Using context to shift consumer behavior in food labeling
For years food companies have been complying with the mandated NLEA information under the assumption that they help consumers make better food choices. Based on FDA labeling laws, industry initiatives and the Affordable Care Act we’ve seen calorie counts added to the sides of food packages, the front of packages, restaurant menus and even the drive up window. But is it working? Most studies say no.
Well now researchers at Johns Hopkins may have finally found a way to change behavior and food habits… by providing context to our food choices instead of just numbers. In a new study published in the American Journal of Public Health, researchers made calorie concepts more blunt, specifically showing how much exercise it would take to work off the calories in popular soft drinks, juices and sports drinks in six random Baltimore corner markets. They tracked purchases before and after the signage was added and found noticeable changes in consumer behavior.
Not only did they see a 14% decline in sugary sodas purchased by the tracked teenagers, but they purchased smaller quantities and more water. And the effects lasted six weeks after the signage was removed!

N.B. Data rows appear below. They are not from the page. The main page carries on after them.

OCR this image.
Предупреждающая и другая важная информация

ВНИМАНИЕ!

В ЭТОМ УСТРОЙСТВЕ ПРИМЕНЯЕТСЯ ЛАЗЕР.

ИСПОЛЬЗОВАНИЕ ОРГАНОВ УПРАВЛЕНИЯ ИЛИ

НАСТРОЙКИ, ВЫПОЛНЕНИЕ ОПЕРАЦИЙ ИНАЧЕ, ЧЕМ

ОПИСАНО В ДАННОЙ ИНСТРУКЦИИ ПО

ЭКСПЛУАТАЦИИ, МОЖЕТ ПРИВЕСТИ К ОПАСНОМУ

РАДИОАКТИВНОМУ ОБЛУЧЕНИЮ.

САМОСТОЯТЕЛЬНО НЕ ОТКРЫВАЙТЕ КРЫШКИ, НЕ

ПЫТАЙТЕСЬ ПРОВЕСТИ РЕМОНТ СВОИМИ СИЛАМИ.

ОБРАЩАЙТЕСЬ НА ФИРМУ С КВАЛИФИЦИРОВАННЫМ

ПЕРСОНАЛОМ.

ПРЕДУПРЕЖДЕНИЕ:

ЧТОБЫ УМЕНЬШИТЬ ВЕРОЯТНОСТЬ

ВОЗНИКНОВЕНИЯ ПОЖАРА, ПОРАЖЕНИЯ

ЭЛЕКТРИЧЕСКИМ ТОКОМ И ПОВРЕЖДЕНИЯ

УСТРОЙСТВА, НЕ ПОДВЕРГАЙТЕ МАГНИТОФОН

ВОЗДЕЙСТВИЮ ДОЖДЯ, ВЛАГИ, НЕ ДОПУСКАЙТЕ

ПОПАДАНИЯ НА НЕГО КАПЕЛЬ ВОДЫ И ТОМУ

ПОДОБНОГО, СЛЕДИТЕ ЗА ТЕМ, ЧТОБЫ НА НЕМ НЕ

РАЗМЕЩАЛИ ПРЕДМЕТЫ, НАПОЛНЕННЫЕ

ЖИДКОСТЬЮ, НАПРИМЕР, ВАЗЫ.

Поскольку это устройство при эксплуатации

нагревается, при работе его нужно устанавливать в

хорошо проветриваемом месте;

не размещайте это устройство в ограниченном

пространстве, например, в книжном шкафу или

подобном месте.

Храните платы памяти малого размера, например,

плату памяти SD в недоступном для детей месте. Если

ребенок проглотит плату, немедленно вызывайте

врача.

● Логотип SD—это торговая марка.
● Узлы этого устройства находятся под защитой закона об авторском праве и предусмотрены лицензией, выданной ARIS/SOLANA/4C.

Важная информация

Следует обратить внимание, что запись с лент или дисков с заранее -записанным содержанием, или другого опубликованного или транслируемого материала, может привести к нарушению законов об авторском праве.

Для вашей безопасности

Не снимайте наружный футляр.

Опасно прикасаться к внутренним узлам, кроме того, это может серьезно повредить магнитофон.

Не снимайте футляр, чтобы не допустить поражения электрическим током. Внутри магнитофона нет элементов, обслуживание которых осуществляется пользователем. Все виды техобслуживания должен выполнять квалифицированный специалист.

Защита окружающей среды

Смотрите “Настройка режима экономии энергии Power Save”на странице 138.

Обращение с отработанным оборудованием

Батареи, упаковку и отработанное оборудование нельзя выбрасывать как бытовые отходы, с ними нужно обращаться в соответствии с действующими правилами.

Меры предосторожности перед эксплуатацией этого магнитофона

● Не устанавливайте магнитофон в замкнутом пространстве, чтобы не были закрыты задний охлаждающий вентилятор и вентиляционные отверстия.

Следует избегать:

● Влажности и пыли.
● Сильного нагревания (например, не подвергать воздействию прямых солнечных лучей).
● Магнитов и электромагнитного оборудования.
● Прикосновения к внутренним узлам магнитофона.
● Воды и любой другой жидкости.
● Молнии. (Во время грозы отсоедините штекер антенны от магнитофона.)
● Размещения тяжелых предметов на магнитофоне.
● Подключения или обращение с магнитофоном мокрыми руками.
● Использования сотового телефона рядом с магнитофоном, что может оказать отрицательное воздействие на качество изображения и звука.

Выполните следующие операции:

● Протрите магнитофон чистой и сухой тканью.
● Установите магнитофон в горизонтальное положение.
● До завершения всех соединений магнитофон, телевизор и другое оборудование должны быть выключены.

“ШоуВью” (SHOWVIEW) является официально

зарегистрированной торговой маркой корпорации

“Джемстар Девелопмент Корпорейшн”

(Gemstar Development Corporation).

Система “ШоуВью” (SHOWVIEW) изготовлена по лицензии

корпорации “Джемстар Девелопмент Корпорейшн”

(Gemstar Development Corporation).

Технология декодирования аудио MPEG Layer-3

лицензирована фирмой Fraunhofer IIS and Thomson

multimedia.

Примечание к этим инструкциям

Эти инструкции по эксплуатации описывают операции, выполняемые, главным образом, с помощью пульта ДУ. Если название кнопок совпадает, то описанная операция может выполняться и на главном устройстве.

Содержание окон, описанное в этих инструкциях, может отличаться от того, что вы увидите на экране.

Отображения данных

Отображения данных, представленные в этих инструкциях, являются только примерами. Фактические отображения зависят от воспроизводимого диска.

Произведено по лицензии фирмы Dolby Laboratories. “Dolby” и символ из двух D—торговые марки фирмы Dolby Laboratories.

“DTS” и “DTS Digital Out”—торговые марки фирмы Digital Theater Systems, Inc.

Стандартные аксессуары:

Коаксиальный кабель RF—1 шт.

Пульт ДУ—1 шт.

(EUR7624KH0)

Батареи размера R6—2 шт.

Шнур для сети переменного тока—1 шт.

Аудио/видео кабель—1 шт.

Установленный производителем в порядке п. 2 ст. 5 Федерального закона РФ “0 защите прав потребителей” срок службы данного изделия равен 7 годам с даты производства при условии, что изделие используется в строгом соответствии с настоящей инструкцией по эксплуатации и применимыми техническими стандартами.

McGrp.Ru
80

So what does this mean? Well for one, if the food industry is serious about helping consumers make better choices they need to put calories into context. By showing that it would take 50 minutes of running or 5 miles of walking to burn off the 250 calories in a 16-ounce soda, minds and behavior really were altered for the better. Providing context for consumer decisions *can* be a way to alter behavior and at the core of this is understanding your consumer. It isn’t always easy to create shifts in behavior, most marketers would tell you that’s the hardest ask from a client… but if you understand how your consumer thinks and provide context for a change, it can be done.